In questi giorni la Regione siciliana discute una variante urbanistica proposta per realizzare a Palermo, nel quartiere ZEN, in area tutelata, un Hotspot della capienza di circa 400 posti. Sembrerebbe che tale decisione sia nata da una dichiarazione di disponibilità del Comune di Palermo – si deve immaginare del sindaco, Leoluca Orlando – alla realizzazione di un centro di prima accoglienza per migranti”.

Lo dice Nadia Spallitta, avvocato, già vice presidente del Consiglio comunale di Palermo.

“Infatti – dice sempre Nadia Spallitta – in occasione di un’audizione del capo dipartimento per l’Immigrazione, Gerarda Pantalone, svolta presso la commissione parlamentare d’inchiesta sul sistema di accoglienza dei migranti, lo stesso capo dipartimento ha dichiarato che il Comune di Palermo ha dato la disponibilità di realizzare un Hotspot per 150 posti. Dalla lettura della complessiva audizione emerge con chiarezza che, fatti salvi alcuni siti prescelti per la loro vicinanza agli sbarchi di migranti (Lampedusa, Trapani, Pozzallo, Taranto e Messina), l’ulteriore creazione di centri di prima e di seconda accoglienza deriva da un’adesione volontaria dei Comuni attraverso un percorso che coinvolge l’ANCI e le Regioni”.

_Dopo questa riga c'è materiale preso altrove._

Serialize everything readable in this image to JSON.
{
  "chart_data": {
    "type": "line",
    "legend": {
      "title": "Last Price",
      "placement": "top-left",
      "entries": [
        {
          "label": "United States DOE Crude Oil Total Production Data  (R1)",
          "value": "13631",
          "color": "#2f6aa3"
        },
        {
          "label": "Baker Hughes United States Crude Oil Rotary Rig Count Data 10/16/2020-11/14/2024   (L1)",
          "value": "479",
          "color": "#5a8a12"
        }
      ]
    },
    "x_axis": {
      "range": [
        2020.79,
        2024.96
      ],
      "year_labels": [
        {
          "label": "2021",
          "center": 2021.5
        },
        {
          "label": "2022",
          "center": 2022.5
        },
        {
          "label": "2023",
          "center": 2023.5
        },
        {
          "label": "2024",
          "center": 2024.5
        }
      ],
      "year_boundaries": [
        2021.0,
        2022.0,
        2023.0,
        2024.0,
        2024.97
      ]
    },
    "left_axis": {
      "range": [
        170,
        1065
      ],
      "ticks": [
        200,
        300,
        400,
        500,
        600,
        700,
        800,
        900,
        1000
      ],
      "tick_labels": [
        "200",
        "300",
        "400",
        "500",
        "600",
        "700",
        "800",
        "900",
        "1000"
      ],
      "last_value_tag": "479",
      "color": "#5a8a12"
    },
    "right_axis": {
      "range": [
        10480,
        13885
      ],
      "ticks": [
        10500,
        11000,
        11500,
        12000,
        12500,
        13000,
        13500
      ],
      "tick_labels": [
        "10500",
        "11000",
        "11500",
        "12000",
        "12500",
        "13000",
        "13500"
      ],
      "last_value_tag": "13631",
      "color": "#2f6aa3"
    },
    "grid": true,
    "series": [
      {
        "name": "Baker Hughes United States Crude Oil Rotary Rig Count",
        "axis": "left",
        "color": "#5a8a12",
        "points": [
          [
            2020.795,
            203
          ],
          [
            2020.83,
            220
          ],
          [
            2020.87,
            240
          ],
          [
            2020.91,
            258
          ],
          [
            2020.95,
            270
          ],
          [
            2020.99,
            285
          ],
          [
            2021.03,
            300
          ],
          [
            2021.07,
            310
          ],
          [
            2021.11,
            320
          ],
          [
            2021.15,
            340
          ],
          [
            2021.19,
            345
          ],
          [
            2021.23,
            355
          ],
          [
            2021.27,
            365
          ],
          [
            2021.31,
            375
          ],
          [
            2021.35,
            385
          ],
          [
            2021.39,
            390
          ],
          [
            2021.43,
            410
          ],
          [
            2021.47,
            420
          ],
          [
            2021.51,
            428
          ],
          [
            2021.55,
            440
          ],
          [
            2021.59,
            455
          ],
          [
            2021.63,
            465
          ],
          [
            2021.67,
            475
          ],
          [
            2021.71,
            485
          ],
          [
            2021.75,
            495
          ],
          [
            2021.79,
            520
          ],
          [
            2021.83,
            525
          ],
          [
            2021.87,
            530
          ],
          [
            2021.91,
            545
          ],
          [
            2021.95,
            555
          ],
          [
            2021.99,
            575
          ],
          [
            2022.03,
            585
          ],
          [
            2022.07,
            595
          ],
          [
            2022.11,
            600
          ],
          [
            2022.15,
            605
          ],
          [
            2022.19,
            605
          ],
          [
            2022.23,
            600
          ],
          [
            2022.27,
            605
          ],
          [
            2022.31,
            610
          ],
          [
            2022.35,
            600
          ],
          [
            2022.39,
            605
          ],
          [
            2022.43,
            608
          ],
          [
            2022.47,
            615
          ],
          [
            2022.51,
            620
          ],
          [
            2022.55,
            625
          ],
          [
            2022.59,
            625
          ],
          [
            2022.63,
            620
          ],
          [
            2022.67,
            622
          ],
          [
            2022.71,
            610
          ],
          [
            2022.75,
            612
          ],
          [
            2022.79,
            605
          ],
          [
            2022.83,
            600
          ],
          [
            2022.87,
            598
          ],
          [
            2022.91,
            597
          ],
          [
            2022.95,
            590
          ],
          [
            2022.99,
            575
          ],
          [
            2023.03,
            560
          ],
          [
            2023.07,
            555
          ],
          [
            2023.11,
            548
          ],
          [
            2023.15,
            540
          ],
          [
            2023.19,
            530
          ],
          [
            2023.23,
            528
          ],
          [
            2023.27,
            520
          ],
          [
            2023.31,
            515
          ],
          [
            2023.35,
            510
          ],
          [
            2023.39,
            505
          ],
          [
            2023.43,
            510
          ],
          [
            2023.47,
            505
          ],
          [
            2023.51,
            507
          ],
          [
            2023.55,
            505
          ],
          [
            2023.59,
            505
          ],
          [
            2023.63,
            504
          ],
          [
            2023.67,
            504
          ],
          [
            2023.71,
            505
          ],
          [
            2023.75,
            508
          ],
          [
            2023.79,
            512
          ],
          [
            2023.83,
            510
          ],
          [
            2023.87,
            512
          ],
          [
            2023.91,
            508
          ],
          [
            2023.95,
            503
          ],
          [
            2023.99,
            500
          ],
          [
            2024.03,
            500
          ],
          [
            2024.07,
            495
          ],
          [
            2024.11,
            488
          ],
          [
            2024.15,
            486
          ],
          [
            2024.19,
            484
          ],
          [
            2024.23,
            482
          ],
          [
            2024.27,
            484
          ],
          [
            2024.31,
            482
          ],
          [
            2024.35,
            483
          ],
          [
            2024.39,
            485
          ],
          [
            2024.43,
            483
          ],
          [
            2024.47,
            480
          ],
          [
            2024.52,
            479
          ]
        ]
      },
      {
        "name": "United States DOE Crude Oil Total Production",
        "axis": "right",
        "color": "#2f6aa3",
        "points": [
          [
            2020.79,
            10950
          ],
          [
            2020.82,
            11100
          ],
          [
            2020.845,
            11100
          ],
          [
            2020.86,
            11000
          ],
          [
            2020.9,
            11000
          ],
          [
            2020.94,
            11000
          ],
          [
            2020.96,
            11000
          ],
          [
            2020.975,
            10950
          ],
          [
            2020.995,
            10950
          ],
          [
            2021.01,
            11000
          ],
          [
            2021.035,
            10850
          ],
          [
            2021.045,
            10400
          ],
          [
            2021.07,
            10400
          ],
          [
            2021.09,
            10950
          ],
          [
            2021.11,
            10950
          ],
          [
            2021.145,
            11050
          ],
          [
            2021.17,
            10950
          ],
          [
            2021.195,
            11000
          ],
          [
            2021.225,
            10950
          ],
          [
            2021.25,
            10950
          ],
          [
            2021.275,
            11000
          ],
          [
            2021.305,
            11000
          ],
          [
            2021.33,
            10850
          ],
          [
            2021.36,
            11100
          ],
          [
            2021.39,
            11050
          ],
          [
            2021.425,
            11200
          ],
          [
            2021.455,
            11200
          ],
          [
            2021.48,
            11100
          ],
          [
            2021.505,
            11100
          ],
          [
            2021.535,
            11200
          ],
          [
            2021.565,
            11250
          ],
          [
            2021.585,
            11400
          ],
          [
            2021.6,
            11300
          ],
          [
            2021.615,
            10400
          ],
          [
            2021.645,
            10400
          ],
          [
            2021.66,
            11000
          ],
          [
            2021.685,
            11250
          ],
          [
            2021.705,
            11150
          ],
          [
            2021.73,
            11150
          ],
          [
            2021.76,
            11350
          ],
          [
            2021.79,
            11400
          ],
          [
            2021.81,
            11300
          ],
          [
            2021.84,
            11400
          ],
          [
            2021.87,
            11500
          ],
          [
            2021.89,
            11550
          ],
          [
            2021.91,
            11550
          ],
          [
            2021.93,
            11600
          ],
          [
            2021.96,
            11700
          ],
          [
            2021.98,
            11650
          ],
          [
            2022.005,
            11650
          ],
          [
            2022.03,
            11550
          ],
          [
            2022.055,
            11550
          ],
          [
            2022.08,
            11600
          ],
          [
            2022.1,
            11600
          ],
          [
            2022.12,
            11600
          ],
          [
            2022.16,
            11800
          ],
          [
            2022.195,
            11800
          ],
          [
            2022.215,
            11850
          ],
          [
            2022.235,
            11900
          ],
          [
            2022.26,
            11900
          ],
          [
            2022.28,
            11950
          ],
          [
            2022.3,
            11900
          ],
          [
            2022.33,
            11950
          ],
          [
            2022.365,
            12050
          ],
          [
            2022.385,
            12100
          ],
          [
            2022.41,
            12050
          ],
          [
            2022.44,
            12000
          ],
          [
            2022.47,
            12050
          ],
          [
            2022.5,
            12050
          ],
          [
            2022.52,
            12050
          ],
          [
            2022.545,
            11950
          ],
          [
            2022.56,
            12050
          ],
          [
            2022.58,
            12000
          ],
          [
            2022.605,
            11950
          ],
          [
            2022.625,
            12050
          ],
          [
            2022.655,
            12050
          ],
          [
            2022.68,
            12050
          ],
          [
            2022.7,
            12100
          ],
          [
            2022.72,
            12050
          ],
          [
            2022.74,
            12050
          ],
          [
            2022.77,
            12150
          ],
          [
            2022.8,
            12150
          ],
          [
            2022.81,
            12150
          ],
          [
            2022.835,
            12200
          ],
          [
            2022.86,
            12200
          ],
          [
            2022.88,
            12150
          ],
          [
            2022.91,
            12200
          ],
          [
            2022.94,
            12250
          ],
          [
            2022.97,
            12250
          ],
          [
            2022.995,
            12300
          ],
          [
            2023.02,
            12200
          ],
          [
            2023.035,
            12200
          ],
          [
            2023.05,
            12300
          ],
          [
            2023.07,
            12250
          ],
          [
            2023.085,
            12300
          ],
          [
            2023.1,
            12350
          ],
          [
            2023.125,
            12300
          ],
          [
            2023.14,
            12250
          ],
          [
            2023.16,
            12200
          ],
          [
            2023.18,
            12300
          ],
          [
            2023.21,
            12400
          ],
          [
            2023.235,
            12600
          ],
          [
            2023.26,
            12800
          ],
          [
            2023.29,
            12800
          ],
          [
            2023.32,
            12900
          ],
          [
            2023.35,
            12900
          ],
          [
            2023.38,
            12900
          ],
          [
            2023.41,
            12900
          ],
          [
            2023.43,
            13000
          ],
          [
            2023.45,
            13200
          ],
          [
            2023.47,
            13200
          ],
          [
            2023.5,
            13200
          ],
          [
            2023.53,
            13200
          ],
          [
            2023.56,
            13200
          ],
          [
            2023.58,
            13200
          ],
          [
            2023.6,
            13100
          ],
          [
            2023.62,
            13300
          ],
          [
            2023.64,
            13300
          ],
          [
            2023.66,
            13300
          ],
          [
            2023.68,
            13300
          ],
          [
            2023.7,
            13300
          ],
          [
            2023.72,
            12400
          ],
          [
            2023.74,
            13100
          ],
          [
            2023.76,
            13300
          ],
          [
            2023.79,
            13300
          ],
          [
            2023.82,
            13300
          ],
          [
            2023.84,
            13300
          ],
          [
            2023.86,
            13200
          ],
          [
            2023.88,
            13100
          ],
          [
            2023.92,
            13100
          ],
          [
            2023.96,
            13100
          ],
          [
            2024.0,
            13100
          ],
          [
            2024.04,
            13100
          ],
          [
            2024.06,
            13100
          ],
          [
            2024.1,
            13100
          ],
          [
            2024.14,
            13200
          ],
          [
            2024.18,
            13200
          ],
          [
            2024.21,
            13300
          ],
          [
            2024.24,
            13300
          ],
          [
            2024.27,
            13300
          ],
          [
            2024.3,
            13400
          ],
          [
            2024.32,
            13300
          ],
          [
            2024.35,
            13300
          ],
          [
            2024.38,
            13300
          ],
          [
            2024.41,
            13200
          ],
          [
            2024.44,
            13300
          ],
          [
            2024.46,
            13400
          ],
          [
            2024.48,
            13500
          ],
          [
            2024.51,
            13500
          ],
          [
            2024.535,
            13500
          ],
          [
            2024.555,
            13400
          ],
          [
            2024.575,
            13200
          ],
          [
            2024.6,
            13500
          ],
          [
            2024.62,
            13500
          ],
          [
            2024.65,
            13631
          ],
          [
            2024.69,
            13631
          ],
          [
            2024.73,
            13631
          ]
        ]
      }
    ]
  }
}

“In altri termini – prosegue Nadia Spallitta – senza la reale volontà delle amministrazioni locali non si possono imporre né Hotspot, né Centri Sprar. Tra l’altro, l’orientamento normativo è quello di evitare un’eccessiva concentrazione di migranti nelle città metropolitane che già ne ospitano parecchi come, ad esempio, Palermo. Ricordo che sia la realizzazione, sia la gestione dei centri di accoglienza vengono sostanzialmente finanziati dallo Stato. Ciò significa che dietro questi centri – conclude Nadia Spallitta – ci sono anche grandi interessi economici. Se così stanno le cose, sembra difficile credere alle parole del sindaco quando dice di non volere l’Hotspot a Palermo, perché ha a disposizione tutti gli strumenti, giuridici e politici, unitamente alla Regione, per evitare che questo avvenga”.